En découvrant cette bande, je me rappelle également ce que m’avait raconté Agnès Jaoui lors de notre entretien. Elle m’avait détaillé la méthode de travail que Jean-Pierre Bacri et elle-même avaient dû adopter pour l’écriture de Smoking et No smoking, puis celle d’On connaît la chanson : chaque jour, le couple de scénaristes enregistrait sur une cassette les séquences qu’il avait écrites et les faisait parvenir à Resnais qui les écoutait, seul chez lui, sur un petit magnétophone archaïque. S’il parvenait à bien visualiser le scénario, à sentir le rythme qui se dégageait de cette lecture, tout allait bien. Dans le cas contraire, il suggérait quelques modifications et le travail poursuivait ainsi son cours, avec ces allers-retours quotidiens de cassettes audio.

J’apprends aujourd’hui qu’il avait procédé de façon similaire avec Jean Gruault, tout comme avec Marguerite Duras, Alain Robbe-Grillet ou David Mercer. Il écoutait déjà le scénario… et je ne peux m’empêcher de l’imaginer en train de mettre cette cassette, d’écouter attentivement la voix de son scénariste interprétant successivement les rôles. Resnais commençait alors à visualiser son film, à penser son découpage. Les images se créaient dans son esprit à partir des voix, à partir du son, et cela me semble définir de façon parfaite le travail de Resnais, la manière dont il faisait confiance au son pour nourrir son imaginaire.

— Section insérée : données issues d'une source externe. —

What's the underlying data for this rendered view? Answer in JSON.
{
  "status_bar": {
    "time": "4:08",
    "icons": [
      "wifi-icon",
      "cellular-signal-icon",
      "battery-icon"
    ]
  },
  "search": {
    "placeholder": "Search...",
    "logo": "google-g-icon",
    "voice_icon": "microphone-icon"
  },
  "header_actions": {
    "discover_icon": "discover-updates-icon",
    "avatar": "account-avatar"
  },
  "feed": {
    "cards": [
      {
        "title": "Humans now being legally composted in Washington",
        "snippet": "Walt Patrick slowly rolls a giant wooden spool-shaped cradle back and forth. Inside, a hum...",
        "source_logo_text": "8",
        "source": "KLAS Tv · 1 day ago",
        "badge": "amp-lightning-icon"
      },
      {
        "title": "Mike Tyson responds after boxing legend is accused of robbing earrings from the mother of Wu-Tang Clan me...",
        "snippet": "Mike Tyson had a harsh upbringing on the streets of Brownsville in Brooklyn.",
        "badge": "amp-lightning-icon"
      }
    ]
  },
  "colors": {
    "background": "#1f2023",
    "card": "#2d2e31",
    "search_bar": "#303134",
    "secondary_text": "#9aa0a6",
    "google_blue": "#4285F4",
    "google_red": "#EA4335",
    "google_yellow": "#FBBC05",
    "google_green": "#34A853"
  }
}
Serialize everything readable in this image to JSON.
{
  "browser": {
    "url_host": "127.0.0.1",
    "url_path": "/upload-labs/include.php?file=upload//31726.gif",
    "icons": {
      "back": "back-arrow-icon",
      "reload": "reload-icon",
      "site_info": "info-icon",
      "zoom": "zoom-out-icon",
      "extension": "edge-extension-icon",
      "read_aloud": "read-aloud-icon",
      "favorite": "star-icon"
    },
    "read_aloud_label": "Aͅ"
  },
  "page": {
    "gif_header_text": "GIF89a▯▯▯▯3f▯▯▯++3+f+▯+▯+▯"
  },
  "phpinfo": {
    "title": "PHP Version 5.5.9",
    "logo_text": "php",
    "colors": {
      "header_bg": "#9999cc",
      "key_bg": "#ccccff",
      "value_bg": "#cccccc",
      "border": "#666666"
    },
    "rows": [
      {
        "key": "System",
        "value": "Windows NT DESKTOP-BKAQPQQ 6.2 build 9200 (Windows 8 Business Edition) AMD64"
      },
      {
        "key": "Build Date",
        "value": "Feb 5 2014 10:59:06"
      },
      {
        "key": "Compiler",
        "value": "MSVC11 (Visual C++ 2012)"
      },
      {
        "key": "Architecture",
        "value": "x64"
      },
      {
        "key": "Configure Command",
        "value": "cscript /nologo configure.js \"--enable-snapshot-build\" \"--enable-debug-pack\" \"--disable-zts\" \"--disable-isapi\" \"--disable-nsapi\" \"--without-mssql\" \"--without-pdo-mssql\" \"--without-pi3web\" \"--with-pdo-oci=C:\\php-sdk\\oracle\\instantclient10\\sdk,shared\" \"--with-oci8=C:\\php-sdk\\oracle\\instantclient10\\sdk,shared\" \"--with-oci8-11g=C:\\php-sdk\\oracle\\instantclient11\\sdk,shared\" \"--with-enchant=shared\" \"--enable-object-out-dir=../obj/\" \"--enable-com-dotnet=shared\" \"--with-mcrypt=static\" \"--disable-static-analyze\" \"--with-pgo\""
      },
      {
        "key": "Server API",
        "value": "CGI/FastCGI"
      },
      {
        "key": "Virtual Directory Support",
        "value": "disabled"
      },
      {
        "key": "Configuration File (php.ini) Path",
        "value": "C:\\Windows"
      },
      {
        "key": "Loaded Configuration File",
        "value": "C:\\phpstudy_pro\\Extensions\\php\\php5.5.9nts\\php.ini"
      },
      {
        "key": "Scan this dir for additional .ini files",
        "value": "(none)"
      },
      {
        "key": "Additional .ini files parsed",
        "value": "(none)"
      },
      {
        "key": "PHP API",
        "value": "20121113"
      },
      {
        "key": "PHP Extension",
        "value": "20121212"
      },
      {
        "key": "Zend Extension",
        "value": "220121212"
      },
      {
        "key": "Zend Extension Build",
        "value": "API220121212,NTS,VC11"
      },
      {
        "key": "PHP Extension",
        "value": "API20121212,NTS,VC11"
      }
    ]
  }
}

J’écoute à nouveau mais je ne parviens pas encore à me rappeler quelles parties du dialogue seront prononcées par Nicole Garcia. Je regarde donc en DVD cette partie du film pour en avoir le cœur net et c’est à un autre niveau que je retrouve la singularité de Resnais, au niveau du montage. Car la séquence au bar du Novotel, contrairement à ce qu’indiquait le découpage technique, n’est pas montée d’un seul tenant. Resnais a également créé de la polyphonie dans son montage : il insère au début de cette séquence deux plans muets de Janine/Nicole qui se trouve encore dans sa chambre d’hôtel. Dans le premier des deux, elle reprend l’écriture d’une lettre destinée à son ancien amant. Dans le second, elle se frotte le visage puis se regarde dans un miroir, les yeux humides. Deux plans emplis de gravité, voire de tristesse. Ces deux passages relativement brefs interrompent les remontrances que Zambeaux adresse à Ragueneau. Ils représentent une autre ligne mélodique, dont la tonalité contraste avec la ligne principale.

Pourtant, lorsque Janine rejoint les deux hommes et se mêle à la conversation, on la retrouve très sûre d’elle, soigneusement coiffée, et encore plus cinglante que ne l’est son collègue.

Vous êtes têtu ! Il y a un an, quand vous avez eu cette idée de mettre en route une chaîne de pantalons, vous saviez que c’était drôlement long à démarrer, une chaîne. […] La mode, elle va vite. Résultat, vous voilà avec des centaines de pantalons sur les bras, qu’on est obligés de solder. Vous étiez chargé de renflouer une affaire, et maintenant vous appelez au secours.

Ainsi le montage nous laisse-t-il sentir un lien de cause à effet entre les émotions que ressent Janine, entre le naufrage de sa vie sentimentale, voire professionnelle — elle a abandonné sa carrière de comédienne pour travailler dans l’industrie —, et l’acharnement dont elle fait preuve envers ce pauvre Ragueneau.

Je ne serai plus qu’un sous-fifre… c’est scandaleux.

Le passage s’achève sur la fuite du malheureux qui quitte l’hôtel et provoque une altercation en bousculant un client (Jacques Rispal), achevant d’illustrer le propos du film sur les comportements humains.

Je me réjouis qu’Alain Resnais ait eu l’idée de conserver ces cassettes : tout comme les cassettes familiales nous transposent instantanément dans notre enfance, les voix que l’on découvre sur ces documents de travail nous permettent, bien des années plus tard, d’entrer dans un rapport presque intime avec son processus de création.